Heads up for Berkshire-goers (doing Tanglewood or maybe visiting Hancock Shaker Village): Walker Street Market opens on July 11th—a gallery showcasing craftsmanship and design heritage with 70+ artists and designers exhibiting their work, from furniture to jewelry to textiles.
Argentine chef Francis Mallmann has cooked over open flames from Patagonia to Provence, but next June he heads somewhere new: Botswana’s Okavango Delta. In partnership with our friend ROAR Africa founder and safari specialist Deborah Calmeyer, he’ll host a five-night journey for 20 guests at Xigera Safari Lodge, called “Wild At Heart, Open Flame.” Days are devoted to game drives, mokoro excursions, and bush walks; evenings revolve around fire: with long-table dinners beneath the stars, an open-fire cooking workshop with Mallmann, and meals that celebrate one of humanity’s oldest rituals. More info here.
Safari is a major new frontier for Auberge Collection, and the brand has shrewdly joined forces with two of Tanzania’s most respected safari operators, Legendary Expeditions and Chem Chem Safari. Together they’ve advanced a collection of nine camps and lodges that combine Auberge’s place-driven hospitality with decades of local knowledge and deep conservation expertise: they’ve preserved over 600,000 acres of migration corridor, and maintain exclusive use of the Greater Mwiba Protected Wildlife and Burunge Wildlife Management Areas on the fringes of the Serengeti.
A reason to visit San Francisco this summer (besides the reliably cool temps): the Matisse show is on at SFMoma until September 23. Meanwhile, in Paris, the incredible Matisse retrospective at the Grand Palais in Paris bows on July 26.
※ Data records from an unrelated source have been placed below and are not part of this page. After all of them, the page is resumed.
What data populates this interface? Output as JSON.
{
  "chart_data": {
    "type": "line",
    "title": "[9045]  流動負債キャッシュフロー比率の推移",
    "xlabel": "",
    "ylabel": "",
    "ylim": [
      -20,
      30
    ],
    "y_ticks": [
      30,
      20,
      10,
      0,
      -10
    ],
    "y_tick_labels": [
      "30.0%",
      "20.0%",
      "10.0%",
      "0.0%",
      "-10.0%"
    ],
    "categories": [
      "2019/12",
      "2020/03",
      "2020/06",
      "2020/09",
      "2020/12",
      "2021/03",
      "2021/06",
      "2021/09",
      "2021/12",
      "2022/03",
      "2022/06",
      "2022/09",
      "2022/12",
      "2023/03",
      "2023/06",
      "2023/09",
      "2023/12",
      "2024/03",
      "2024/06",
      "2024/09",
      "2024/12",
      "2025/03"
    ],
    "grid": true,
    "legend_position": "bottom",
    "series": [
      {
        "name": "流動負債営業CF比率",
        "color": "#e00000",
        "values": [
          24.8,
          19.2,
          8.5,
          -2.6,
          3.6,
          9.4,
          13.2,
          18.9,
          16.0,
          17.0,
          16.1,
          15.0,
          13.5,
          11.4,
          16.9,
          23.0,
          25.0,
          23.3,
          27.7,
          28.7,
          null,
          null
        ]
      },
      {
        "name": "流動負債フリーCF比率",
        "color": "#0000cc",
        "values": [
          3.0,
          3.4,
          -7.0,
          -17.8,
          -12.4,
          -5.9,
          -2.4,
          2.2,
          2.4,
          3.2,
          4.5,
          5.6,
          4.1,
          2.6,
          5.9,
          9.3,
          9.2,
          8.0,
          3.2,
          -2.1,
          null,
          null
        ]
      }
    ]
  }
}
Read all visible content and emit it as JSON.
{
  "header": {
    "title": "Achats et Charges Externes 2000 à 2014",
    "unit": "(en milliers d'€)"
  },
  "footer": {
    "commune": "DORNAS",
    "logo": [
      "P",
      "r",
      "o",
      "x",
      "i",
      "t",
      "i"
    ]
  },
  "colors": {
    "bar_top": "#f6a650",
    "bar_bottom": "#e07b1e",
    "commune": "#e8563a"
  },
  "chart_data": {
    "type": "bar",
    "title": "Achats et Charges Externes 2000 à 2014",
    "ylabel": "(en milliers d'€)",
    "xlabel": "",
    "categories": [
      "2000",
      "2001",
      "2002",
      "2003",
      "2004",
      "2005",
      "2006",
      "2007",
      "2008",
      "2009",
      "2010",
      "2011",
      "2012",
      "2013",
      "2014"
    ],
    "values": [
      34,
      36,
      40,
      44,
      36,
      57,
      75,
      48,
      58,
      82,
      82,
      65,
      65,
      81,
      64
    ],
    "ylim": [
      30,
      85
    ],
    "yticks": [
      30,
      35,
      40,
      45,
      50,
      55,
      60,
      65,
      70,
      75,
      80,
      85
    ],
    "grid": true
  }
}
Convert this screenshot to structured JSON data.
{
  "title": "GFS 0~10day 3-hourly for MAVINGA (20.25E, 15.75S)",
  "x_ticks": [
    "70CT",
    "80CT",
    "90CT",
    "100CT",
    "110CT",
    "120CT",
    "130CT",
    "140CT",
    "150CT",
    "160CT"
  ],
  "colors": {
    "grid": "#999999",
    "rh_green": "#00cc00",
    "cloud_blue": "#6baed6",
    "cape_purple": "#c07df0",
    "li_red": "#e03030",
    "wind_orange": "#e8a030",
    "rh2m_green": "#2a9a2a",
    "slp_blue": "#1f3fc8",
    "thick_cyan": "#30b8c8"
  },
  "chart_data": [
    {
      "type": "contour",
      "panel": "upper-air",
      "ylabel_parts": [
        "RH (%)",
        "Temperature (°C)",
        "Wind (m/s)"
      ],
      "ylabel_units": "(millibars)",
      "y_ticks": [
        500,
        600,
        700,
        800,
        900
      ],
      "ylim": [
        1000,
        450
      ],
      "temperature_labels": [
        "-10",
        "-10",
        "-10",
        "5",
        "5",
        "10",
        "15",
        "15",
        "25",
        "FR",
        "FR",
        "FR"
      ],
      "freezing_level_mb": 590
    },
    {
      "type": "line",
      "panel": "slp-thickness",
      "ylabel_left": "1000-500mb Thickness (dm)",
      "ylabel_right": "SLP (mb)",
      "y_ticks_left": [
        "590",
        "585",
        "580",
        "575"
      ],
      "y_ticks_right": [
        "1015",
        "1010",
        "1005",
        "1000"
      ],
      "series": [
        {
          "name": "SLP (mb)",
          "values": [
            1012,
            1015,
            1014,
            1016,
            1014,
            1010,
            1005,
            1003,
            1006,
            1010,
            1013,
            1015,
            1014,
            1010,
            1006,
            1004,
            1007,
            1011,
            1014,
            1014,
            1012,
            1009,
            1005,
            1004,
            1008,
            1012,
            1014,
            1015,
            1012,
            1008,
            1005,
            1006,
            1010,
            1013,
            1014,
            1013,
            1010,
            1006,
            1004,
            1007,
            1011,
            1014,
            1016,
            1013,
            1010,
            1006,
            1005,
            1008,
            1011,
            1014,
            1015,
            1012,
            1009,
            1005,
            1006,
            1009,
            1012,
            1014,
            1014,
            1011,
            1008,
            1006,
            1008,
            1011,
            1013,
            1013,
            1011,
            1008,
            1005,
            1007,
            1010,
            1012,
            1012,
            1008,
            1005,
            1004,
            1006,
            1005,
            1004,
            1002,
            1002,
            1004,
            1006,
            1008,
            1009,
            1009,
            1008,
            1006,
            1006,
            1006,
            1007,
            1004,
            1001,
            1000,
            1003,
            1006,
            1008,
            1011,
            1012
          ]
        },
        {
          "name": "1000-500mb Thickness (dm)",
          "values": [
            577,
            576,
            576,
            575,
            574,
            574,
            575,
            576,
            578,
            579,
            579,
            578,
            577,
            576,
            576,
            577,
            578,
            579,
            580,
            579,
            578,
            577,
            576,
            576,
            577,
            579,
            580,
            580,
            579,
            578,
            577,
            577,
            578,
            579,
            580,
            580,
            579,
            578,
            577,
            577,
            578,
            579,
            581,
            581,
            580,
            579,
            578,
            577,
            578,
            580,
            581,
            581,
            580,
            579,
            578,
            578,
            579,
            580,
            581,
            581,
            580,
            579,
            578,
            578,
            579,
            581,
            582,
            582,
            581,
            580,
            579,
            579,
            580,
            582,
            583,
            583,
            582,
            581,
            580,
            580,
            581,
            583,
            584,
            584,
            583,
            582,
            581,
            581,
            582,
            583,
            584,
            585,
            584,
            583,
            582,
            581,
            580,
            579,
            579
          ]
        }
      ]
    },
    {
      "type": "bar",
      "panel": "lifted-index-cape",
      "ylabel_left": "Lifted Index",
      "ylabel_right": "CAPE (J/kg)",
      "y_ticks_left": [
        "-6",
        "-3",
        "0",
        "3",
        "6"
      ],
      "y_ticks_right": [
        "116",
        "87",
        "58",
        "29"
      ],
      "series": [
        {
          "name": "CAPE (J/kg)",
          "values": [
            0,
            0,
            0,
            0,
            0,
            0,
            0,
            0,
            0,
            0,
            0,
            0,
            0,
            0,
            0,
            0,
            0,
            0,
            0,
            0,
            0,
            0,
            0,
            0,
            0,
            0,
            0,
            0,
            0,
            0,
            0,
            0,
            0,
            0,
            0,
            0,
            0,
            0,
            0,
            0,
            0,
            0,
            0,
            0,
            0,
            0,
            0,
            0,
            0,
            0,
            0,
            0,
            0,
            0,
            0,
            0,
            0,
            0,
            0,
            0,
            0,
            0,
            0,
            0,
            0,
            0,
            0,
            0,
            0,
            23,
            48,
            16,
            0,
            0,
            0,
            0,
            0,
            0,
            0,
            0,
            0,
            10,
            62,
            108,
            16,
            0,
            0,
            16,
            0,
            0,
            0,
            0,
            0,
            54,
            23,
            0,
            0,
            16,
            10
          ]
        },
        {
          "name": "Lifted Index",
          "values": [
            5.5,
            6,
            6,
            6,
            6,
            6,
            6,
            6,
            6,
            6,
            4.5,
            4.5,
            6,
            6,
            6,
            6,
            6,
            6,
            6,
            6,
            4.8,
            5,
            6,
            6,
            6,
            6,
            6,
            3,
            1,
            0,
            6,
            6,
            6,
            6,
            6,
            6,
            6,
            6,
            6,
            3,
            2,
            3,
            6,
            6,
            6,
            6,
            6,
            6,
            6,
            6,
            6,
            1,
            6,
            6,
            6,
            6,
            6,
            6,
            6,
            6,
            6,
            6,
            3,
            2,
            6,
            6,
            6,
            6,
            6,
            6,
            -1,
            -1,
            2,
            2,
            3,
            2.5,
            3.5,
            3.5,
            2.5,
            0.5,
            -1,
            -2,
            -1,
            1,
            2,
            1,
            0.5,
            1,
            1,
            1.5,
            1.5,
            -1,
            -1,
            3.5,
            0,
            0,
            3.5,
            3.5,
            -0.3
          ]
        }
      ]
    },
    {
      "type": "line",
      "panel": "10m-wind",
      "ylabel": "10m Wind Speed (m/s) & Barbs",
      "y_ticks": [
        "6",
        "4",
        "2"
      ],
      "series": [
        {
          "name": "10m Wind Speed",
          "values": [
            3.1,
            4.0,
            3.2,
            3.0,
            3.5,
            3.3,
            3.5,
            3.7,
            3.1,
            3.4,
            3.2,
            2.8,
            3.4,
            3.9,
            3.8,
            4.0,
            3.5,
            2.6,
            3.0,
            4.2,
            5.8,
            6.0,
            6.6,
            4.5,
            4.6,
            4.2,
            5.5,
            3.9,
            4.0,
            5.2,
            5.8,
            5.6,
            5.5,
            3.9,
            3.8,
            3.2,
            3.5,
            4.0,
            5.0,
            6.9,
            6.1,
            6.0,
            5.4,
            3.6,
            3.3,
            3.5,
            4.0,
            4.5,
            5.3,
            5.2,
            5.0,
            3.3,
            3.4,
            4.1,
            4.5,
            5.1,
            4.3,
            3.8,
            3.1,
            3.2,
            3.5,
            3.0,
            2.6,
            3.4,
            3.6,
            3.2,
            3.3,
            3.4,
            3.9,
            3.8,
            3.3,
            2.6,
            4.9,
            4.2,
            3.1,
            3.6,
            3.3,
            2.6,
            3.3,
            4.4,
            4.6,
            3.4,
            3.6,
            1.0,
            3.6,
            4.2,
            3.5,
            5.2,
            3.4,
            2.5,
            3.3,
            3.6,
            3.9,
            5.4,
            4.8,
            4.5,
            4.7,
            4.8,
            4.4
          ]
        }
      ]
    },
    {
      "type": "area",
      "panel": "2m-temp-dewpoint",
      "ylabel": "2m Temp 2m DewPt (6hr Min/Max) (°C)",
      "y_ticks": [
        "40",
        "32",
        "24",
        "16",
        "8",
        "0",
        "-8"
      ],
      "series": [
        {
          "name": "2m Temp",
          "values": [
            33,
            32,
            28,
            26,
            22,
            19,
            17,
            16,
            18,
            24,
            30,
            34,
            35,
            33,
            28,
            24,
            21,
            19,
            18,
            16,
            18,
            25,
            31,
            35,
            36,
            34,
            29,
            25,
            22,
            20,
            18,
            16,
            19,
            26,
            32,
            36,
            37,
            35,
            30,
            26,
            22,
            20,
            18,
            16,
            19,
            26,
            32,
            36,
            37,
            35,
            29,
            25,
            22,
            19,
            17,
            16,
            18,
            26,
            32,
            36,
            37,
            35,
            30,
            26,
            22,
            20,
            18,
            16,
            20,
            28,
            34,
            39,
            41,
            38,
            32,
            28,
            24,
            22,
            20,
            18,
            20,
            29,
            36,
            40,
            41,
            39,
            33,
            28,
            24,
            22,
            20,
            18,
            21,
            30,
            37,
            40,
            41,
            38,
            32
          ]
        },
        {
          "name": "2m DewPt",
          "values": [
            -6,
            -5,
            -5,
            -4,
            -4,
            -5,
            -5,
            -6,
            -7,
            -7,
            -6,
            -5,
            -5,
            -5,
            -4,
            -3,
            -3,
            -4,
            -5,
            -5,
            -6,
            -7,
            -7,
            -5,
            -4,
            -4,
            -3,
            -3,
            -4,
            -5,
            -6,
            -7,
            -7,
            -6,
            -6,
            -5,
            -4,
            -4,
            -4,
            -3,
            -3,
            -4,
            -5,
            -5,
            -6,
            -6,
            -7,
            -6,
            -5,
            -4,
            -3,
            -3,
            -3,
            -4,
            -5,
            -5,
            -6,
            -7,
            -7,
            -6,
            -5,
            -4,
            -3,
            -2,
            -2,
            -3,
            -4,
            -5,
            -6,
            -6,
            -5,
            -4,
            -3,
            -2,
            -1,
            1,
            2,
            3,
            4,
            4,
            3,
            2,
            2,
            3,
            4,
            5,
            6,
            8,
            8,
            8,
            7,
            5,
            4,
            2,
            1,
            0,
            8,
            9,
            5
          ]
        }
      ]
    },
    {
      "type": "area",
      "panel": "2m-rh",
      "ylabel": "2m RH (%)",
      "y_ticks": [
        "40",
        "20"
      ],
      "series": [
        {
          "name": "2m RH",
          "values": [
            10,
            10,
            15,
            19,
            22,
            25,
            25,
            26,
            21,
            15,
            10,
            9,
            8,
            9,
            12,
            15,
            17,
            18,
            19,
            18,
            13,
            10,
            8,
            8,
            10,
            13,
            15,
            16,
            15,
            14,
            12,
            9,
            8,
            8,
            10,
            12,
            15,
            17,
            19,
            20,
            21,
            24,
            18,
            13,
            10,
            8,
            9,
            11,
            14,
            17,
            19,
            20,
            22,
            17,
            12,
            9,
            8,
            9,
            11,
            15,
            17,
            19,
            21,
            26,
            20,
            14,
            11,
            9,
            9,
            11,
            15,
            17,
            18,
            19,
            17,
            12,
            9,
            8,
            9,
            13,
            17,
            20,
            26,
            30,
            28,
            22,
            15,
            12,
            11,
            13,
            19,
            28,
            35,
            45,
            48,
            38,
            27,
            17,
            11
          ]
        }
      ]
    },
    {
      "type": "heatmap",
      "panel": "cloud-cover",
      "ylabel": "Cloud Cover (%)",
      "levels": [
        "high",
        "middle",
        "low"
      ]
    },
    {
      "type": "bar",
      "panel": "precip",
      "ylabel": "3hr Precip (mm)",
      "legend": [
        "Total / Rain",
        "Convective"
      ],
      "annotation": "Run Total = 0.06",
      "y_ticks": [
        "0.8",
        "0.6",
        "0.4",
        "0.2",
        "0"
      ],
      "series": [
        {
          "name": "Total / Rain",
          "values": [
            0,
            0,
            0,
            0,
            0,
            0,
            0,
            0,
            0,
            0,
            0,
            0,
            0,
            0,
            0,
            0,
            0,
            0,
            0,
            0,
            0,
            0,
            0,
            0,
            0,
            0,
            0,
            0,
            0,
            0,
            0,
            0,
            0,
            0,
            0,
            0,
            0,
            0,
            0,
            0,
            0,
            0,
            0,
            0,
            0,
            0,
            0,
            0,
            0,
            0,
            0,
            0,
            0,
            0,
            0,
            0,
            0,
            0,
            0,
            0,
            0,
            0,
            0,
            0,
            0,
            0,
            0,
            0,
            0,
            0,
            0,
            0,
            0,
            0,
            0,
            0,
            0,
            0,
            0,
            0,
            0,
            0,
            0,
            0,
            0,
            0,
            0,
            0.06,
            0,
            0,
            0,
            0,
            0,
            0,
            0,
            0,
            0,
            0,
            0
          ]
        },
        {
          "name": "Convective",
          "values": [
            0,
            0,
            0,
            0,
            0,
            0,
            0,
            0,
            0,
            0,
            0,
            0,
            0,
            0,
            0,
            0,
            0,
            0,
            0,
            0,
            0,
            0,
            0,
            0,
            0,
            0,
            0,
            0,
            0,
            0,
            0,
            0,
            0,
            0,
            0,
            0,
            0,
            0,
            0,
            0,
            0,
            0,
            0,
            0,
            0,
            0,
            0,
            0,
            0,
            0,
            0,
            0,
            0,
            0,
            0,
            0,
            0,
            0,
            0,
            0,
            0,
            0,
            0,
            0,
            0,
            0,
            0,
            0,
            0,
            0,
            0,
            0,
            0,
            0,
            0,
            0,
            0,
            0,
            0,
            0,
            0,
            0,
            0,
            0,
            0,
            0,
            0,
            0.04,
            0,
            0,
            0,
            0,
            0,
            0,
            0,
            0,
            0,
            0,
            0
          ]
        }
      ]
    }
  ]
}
Mandarin Oriental has landed in the Balearics, opening on the southwest coast of Mallorca, in Calvià. Flanked by Aleppo pine forests and the sea, MO Punta Negra has 131 rooms and a holistic wellness program.
If the summer of TS taught us anything, a concert is a great excuse to visit a foreign city (and cheaper, too). This month, Bad Bunny is on the move. Feeling spontaneous? There’s Stockholm (July 10 &11); Warsaw (July 14); Milan (July 17 & 18); and Brussels (July 22).
ICYMI
Last week in a nod to America’s 250th, we distilled all of our favorite U.S. stays that bring us “Back to the Land”—from glamping to farm stays, ranches to woodsy cabins, there are so many great places to touch grass.
Our Porto Black Book is filled with local recs from a deep bench of Porto-based creatives.
Read our Hats That Pack to find your favorite stylish summer topper. Sun protection, people!
Our Saint Tropez Black Book looks past the flash to find all the charming local spots that continue to draw generations of regulars. We put it to the test a couple of weeks ago and it really held up.






Francis Mallmann in Botswana! EPIC!
The Ranch Malibu offering 3-4 night stays is the kind of flexibility that actually makes wellness accessible. A reset shouldn't always require a full week off.